If an institution used a module, those comments get fed into the report, along with the counts of comments by class level; if not, the extraneous sheet is deleted from the template.

if (instl_info$MOD4_CIV == TRUE) {
 
  x <- filter(nsse, !is.na(CIV05_19txt)) %>%
    select(IRclass, IRenrollment, IRsex19, CIV05_19txt) %>%
    arrange(IRclass, desc(IRenrollment), IRsex19)
 
  # add comments
  writeData(target_wb,
            sheet = “Civic Eng. Module Comments”,
            x = x,
            startRow = 7,
            colNames = FALSE)
 
  # add counts info & intro text
  writeData(target_wb,
            sheet = “Civic Eng. Module Comments”,
            x = paste(instl_info$CIV05comment_n_fy, “first-year students and”,
                      instl_info$CIV05comment_n_sr, “seniors responded to the following question in the Civic Engagement module:”),
            startCol = 1, startRow = 4)
 
  # add prompt text
  writeData(target_wb,
            sheet = “Civic Eng. Module Comments”,
            x = instl_info$civ_prompt_text)
           
} else {removeWorksheet(target_wb, “Civic Eng. Module Comments”)}

All NSSE reports undergo a data quality check to ensure that facts and figures align between two sources – usually, summary tables from two analysts. These checks can also be incorporated in this process by reading data from one set of summary tables and comparing them to the other, generated during the report creation process.

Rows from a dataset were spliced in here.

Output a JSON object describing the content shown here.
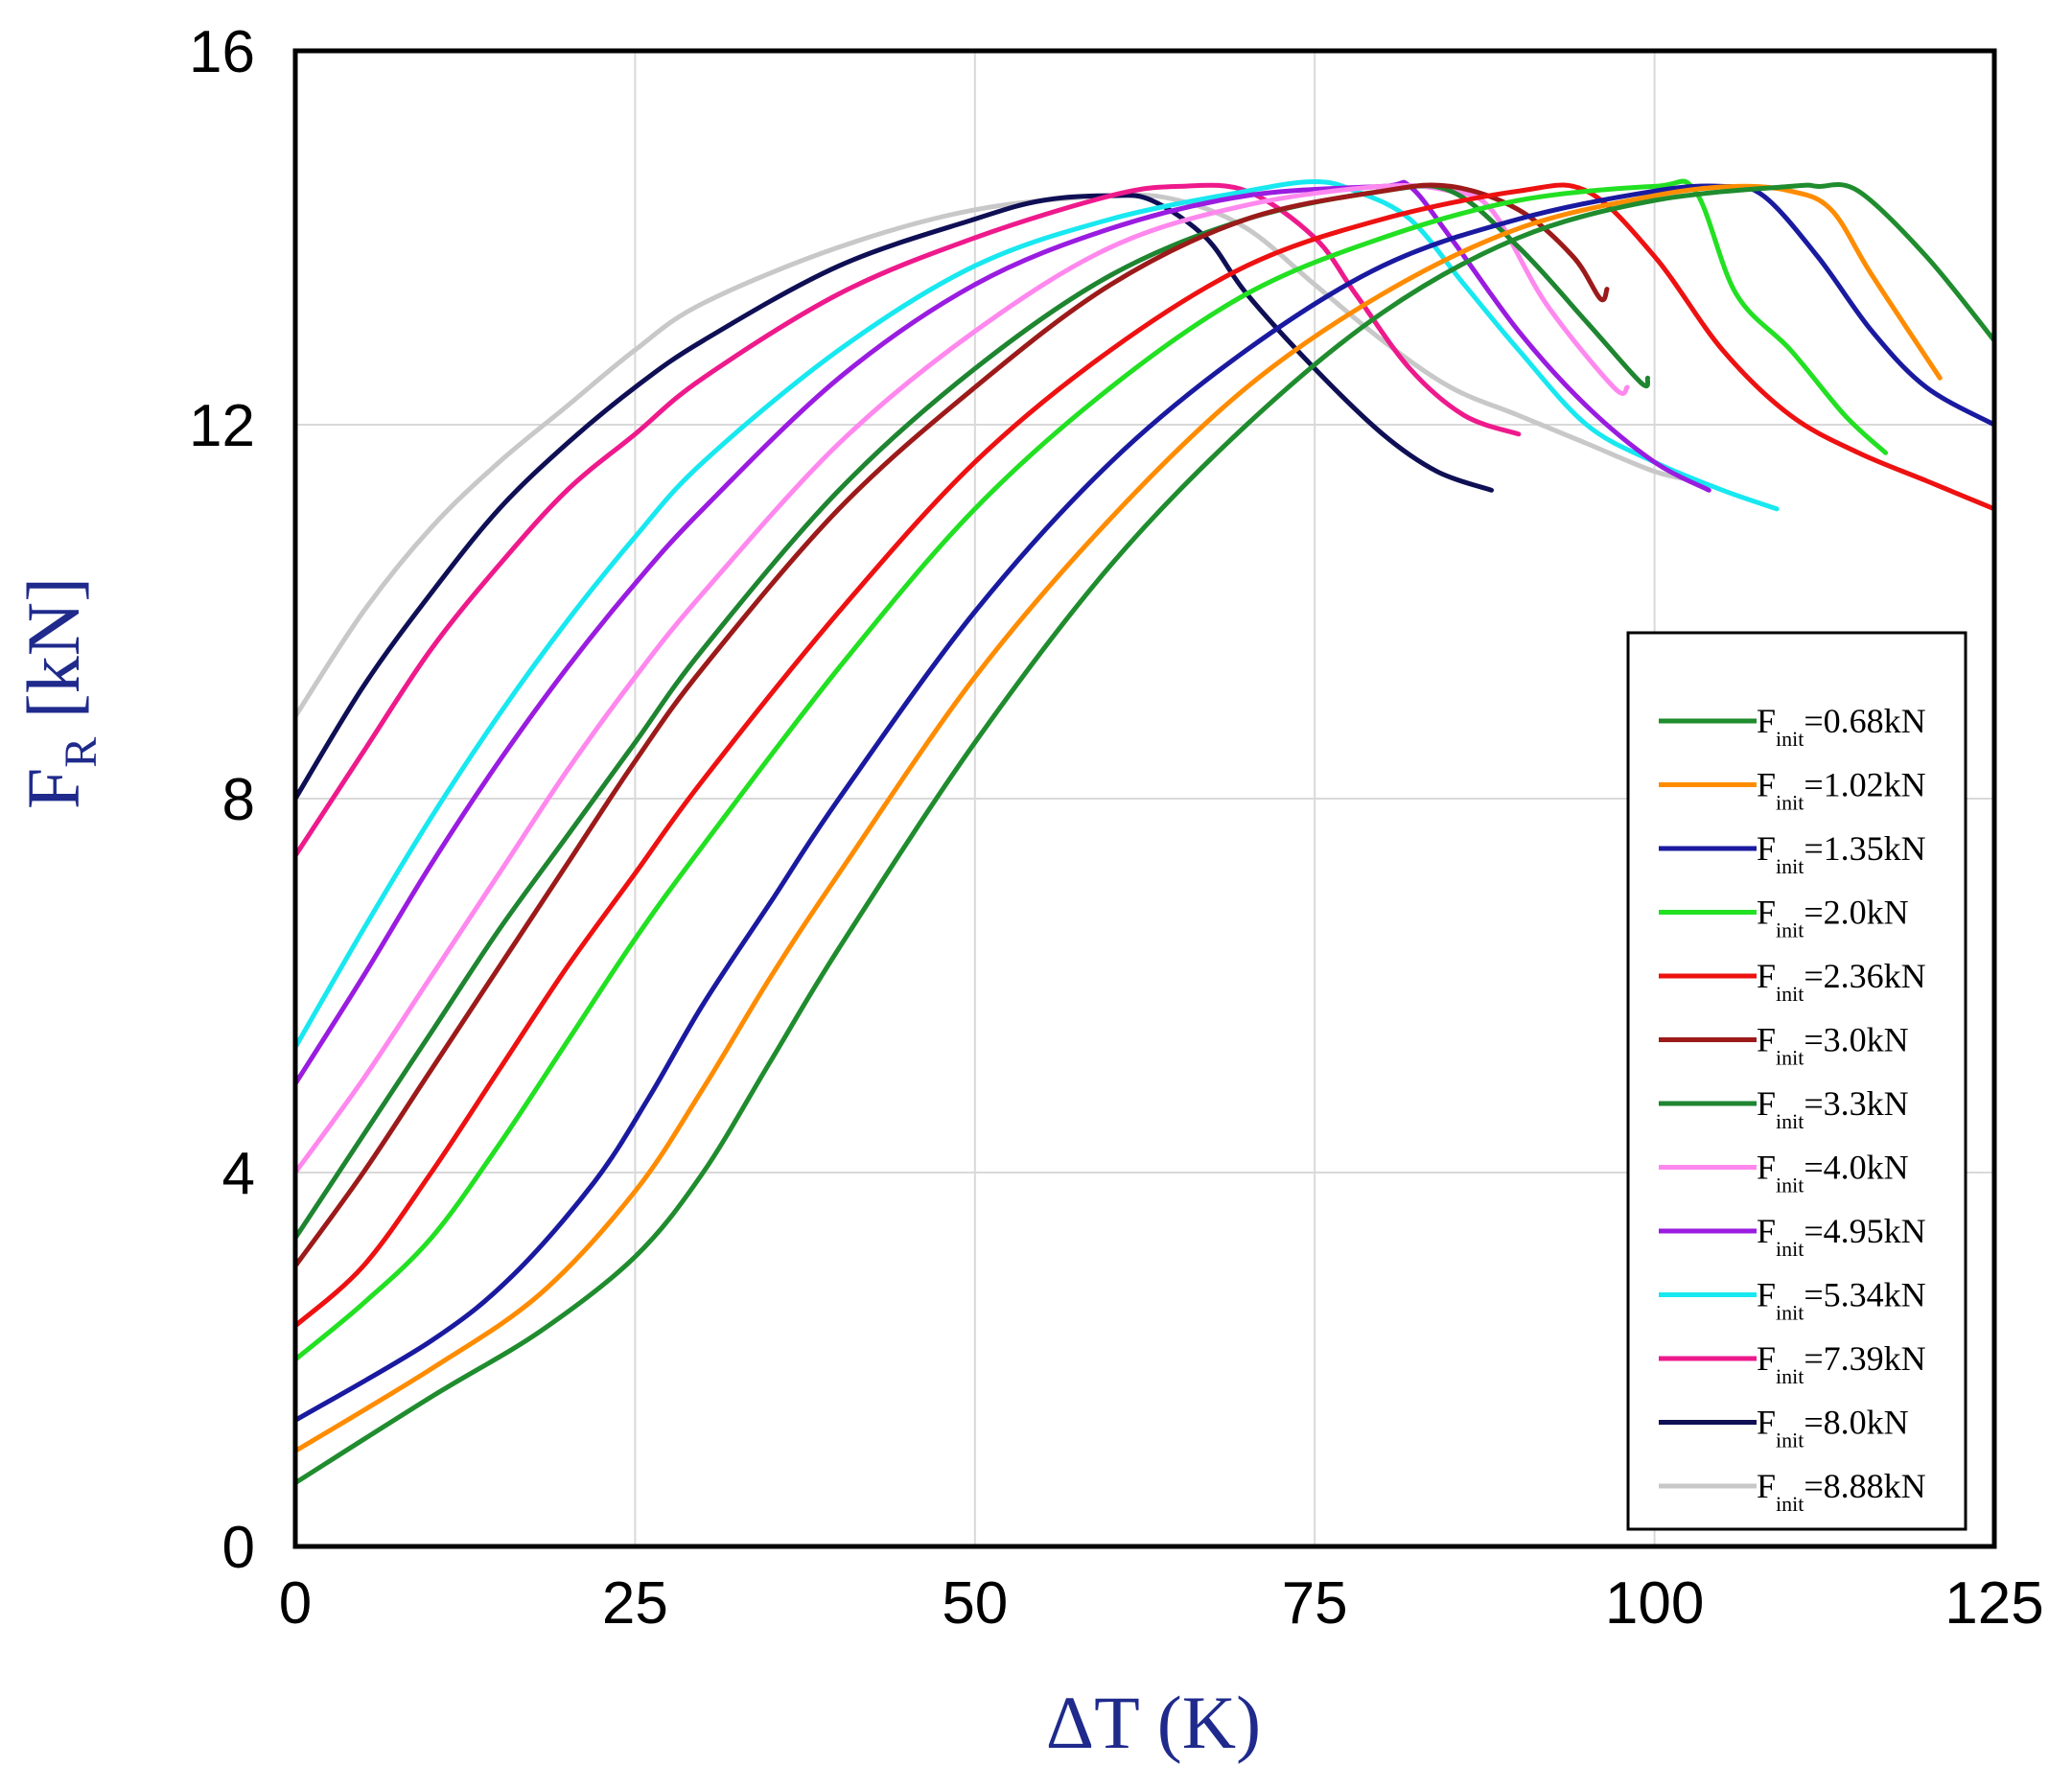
{
  "chart_data": {
    "type": "line",
    "title": "",
    "xlabel": "ΔT (K)",
    "ylabel": {
      "main": "F",
      "subscript": "R",
      "unit": " [kN]"
    },
    "xlim": [
      0,
      125
    ],
    "ylim": [
      0,
      16
    ],
    "xticks": [
      "0",
      "25",
      "50",
      "75",
      "100",
      "125"
    ],
    "yticks": [
      "0",
      "4",
      "8",
      "12",
      "16"
    ],
    "grid": true,
    "legend_position": "right-middle",
    "series": [
      {
        "name": "F_init=0.68kN",
        "label_pre": "F",
        "label_sub": "init",
        "label_post": "=0.68kN",
        "color": "#1f8c2e",
        "x": [
          0,
          10,
          18,
          25,
          30,
          35,
          40,
          50,
          60,
          70,
          80,
          90,
          100,
          110,
          112,
          115,
          120,
          125
        ],
        "y": [
          0.68,
          1.6,
          2.3,
          3.1,
          4.0,
          5.2,
          6.4,
          8.6,
          10.5,
          12.0,
          13.2,
          14.0,
          14.4,
          14.55,
          14.55,
          14.5,
          13.8,
          12.9
        ]
      },
      {
        "name": "F_init=1.02kN",
        "label_pre": "F",
        "label_sub": "init",
        "label_post": "=1.02kN",
        "color": "#ff8c00",
        "x": [
          0,
          10,
          18,
          25,
          30,
          35,
          40,
          50,
          60,
          70,
          80,
          90,
          100,
          106,
          110,
          113,
          116,
          121
        ],
        "y": [
          1.02,
          1.9,
          2.7,
          3.8,
          4.9,
          6.1,
          7.2,
          9.3,
          11.0,
          12.4,
          13.4,
          14.1,
          14.45,
          14.55,
          14.5,
          14.3,
          13.6,
          12.5
        ]
      },
      {
        "name": "F_init=1.35kN",
        "label_pre": "F",
        "label_sub": "init",
        "label_post": "=1.35kN",
        "color": "#1a1aa0",
        "x": [
          0,
          10,
          16,
          22,
          26,
          30,
          35,
          40,
          50,
          60,
          70,
          80,
          90,
          100,
          105,
          108,
          112,
          116,
          120,
          125
        ],
        "y": [
          1.35,
          2.2,
          2.9,
          3.9,
          4.8,
          5.8,
          6.9,
          8.0,
          10.0,
          11.6,
          12.8,
          13.7,
          14.2,
          14.5,
          14.55,
          14.45,
          13.8,
          13.0,
          12.4,
          12.0
        ]
      },
      {
        "name": "F_init=2.0kN",
        "label_pre": "F",
        "label_sub": "init",
        "label_post": "=2.0kN",
        "color": "#22e022",
        "x": [
          0,
          5,
          10,
          15,
          20,
          25,
          30,
          40,
          50,
          60,
          70,
          80,
          90,
          100,
          103,
          106,
          110,
          114,
          117
        ],
        "y": [
          2.0,
          2.6,
          3.3,
          4.3,
          5.4,
          6.5,
          7.5,
          9.4,
          11.1,
          12.4,
          13.4,
          14.0,
          14.4,
          14.55,
          14.5,
          13.4,
          12.8,
          12.1,
          11.7
        ]
      },
      {
        "name": "F_init=2.36kN",
        "label_pre": "F",
        "label_sub": "init",
        "label_post": "=2.36kN",
        "color": "#ee1111",
        "x": [
          0,
          5,
          10,
          15,
          20,
          25,
          30,
          40,
          50,
          60,
          70,
          80,
          90,
          95,
          100,
          105,
          110,
          115,
          120,
          125
        ],
        "y": [
          2.36,
          3.0,
          4.0,
          5.1,
          6.2,
          7.2,
          8.2,
          10.0,
          11.6,
          12.8,
          13.7,
          14.2,
          14.5,
          14.5,
          13.8,
          12.8,
          12.1,
          11.7,
          11.4,
          11.1
        ]
      },
      {
        "name": "F_init=3.0kN",
        "label_pre": "F",
        "label_sub": "init",
        "label_post": "=3.0kN",
        "color": "#9c1a1a",
        "x": [
          0,
          5,
          10,
          15,
          20,
          25,
          30,
          40,
          50,
          60,
          70,
          80,
          85,
          90,
          94,
          96,
          96.5
        ],
        "y": [
          3.0,
          4.0,
          5.1,
          6.2,
          7.3,
          8.4,
          9.4,
          11.1,
          12.4,
          13.5,
          14.2,
          14.5,
          14.55,
          14.3,
          13.8,
          13.35,
          13.45
        ]
      },
      {
        "name": "F_init=3.3kN",
        "label_pre": "F",
        "label_sub": "init",
        "label_post": "=3.3kN",
        "color": "#1e8530",
        "x": [
          0,
          5,
          10,
          15,
          20,
          25,
          30,
          40,
          50,
          60,
          70,
          80,
          85,
          90,
          95,
          99,
          99.5
        ],
        "y": [
          3.3,
          4.4,
          5.5,
          6.6,
          7.6,
          8.6,
          9.6,
          11.3,
          12.6,
          13.6,
          14.2,
          14.5,
          14.5,
          13.9,
          13.1,
          12.45,
          12.5
        ]
      },
      {
        "name": "F_init=4.0kN",
        "label_pre": "F",
        "label_sub": "init",
        "label_post": "=4.0kN",
        "color": "#ff88ee",
        "x": [
          0,
          5,
          10,
          15,
          20,
          25,
          30,
          40,
          50,
          60,
          70,
          80,
          85,
          88,
          92,
          97,
          98
        ],
        "y": [
          4.0,
          5.0,
          6.1,
          7.2,
          8.3,
          9.3,
          10.2,
          11.8,
          13.0,
          13.9,
          14.35,
          14.55,
          14.5,
          14.3,
          13.3,
          12.4,
          12.4
        ]
      },
      {
        "name": "F_init=4.95kN",
        "label_pre": "F",
        "label_sub": "init",
        "label_post": "=4.95kN",
        "color": "#9a1ce0",
        "x": [
          0,
          5,
          10,
          15,
          20,
          25,
          30,
          40,
          50,
          60,
          70,
          80,
          82,
          85,
          90,
          95,
          100,
          104
        ],
        "y": [
          4.95,
          6.1,
          7.3,
          8.4,
          9.4,
          10.3,
          11.1,
          12.5,
          13.5,
          14.1,
          14.45,
          14.55,
          14.55,
          14.0,
          13.0,
          12.2,
          11.6,
          11.3
        ]
      },
      {
        "name": "F_init=5.34kN",
        "label_pre": "F",
        "label_sub": "init",
        "label_post": "=5.34kN",
        "color": "#18e8f0",
        "x": [
          0,
          5,
          10,
          15,
          20,
          25,
          30,
          40,
          50,
          60,
          70,
          75,
          78,
          82,
          86,
          90,
          95,
          100,
          105,
          109
        ],
        "y": [
          5.34,
          6.6,
          7.8,
          8.9,
          9.9,
          10.8,
          11.6,
          12.8,
          13.7,
          14.2,
          14.5,
          14.6,
          14.5,
          14.2,
          13.5,
          12.8,
          12.0,
          11.6,
          11.3,
          11.1
        ]
      },
      {
        "name": "F_init=7.39kN",
        "label_pre": "F",
        "label_sub": "init",
        "label_post": "=7.39kN",
        "color": "#ee1a8c",
        "x": [
          0,
          5,
          10,
          15,
          20,
          25,
          30,
          40,
          50,
          60,
          65,
          70,
          75,
          78,
          82,
          86,
          90
        ],
        "y": [
          7.39,
          8.5,
          9.6,
          10.5,
          11.3,
          11.9,
          12.5,
          13.4,
          14.0,
          14.45,
          14.55,
          14.5,
          14.0,
          13.4,
          12.6,
          12.1,
          11.9
        ]
      },
      {
        "name": "F_init=8.0kN",
        "label_pre": "F",
        "label_sub": "init",
        "label_post": "=8.0kN",
        "color": "#0f0f55",
        "x": [
          0,
          5,
          10,
          15,
          20,
          25,
          30,
          40,
          50,
          55,
          60,
          63,
          67,
          70,
          75,
          80,
          84,
          88
        ],
        "y": [
          8.0,
          9.2,
          10.2,
          11.1,
          11.8,
          12.4,
          12.9,
          13.7,
          14.2,
          14.4,
          14.45,
          14.4,
          14.0,
          13.4,
          12.6,
          11.9,
          11.5,
          11.3
        ]
      },
      {
        "name": "F_init=8.88kN",
        "label_pre": "F",
        "label_sub": "init",
        "label_post": "=8.88kN",
        "color": "#c8c8c8",
        "x": [
          0,
          5,
          10,
          15,
          20,
          25,
          30,
          40,
          50,
          60,
          65,
          70,
          75,
          80,
          85,
          90,
          95,
          100,
          103
        ],
        "y": [
          8.88,
          10.0,
          10.9,
          11.6,
          12.2,
          12.8,
          13.3,
          13.9,
          14.3,
          14.45,
          14.4,
          14.1,
          13.5,
          12.9,
          12.4,
          12.1,
          11.8,
          11.5,
          11.4
        ]
      }
    ]
  }
}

In summary, revising the Student Comments Report provided an opportunity to test change how we produce reports without throwing out the baby with the bathwater. Keeping virtually all aspects of report creation (data manipulation, summarizing, reporting) in one environment allows for better troubleshooting and speed, while maintaining Excel as the template allows non-R users to help shape and edit reports.